SBA-term: Sparse Bilingual Association for Terms

  • Authors: Xinyu Dai and Jinzhu Jia and Laurent El Ghaoui and Bin Yu.

  • Abstract: Bilingual semantic term association is very useful in cross-language information retrieval, statistical machine translation, and many other applications in natural language processing. In this paper, we present a method, named SBA-term, which applies sparse linear regression (Lasso, Least Squares with l_1 penalty) and l^{2} rescaling for design matrix to the task of bilingual term association. The approach hinges on formulating the task as a feature selection problem within a classification framework. Our experimental results indicate that our novel proposed method is more efficient than co-occurrence at extracting relevant bilingual terms semantic associations.
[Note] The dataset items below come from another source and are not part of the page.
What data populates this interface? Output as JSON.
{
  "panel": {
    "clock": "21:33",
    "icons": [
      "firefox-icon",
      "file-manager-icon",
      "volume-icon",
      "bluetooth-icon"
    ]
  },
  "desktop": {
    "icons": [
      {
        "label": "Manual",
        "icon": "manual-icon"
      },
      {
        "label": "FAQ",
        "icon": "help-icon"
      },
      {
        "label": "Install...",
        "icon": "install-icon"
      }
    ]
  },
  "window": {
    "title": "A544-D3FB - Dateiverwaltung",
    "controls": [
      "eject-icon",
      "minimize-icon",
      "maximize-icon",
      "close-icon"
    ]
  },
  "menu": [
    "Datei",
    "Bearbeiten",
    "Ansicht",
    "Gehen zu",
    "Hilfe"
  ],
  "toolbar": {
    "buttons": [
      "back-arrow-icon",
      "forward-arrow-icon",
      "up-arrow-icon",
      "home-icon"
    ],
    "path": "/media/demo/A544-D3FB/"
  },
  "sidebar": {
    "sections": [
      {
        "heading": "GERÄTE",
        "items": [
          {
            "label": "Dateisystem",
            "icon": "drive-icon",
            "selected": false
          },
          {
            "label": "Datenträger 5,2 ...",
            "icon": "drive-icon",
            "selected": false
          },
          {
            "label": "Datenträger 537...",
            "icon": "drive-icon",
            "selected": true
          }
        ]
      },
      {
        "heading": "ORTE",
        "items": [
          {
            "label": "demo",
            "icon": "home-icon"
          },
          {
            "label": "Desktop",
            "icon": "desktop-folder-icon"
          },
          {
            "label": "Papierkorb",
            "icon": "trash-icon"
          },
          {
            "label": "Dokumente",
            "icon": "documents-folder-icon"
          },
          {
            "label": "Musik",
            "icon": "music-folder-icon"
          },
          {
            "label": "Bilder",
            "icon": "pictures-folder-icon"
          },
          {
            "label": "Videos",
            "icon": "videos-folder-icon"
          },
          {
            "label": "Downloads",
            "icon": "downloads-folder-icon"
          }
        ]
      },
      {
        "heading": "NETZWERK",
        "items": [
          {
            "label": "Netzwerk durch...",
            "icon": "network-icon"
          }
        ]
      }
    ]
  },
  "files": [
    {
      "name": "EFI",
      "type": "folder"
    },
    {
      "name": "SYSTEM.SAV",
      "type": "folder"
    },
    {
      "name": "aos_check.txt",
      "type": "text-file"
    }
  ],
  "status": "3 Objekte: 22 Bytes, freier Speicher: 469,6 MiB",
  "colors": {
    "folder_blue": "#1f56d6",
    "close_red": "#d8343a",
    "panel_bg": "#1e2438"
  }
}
In addition, our approach connects the vibrant area of sparse machine learning to an important problem of natural language processing.

  • Bibtex reference:

@inproceedings{DJEB:11,
   Author = {X. Dai and J. Jia and L. {El Ghaoui} and B. Yu},
   Title = {{SBA}-term: Sparse Bilingual Association for Terms},
   BookTitle = {Fifth IEEE International Conference on Semantic Computing},
   Address= {Palo Alto, CA, USA},
	 Month = sep,
   Year = {2011}
}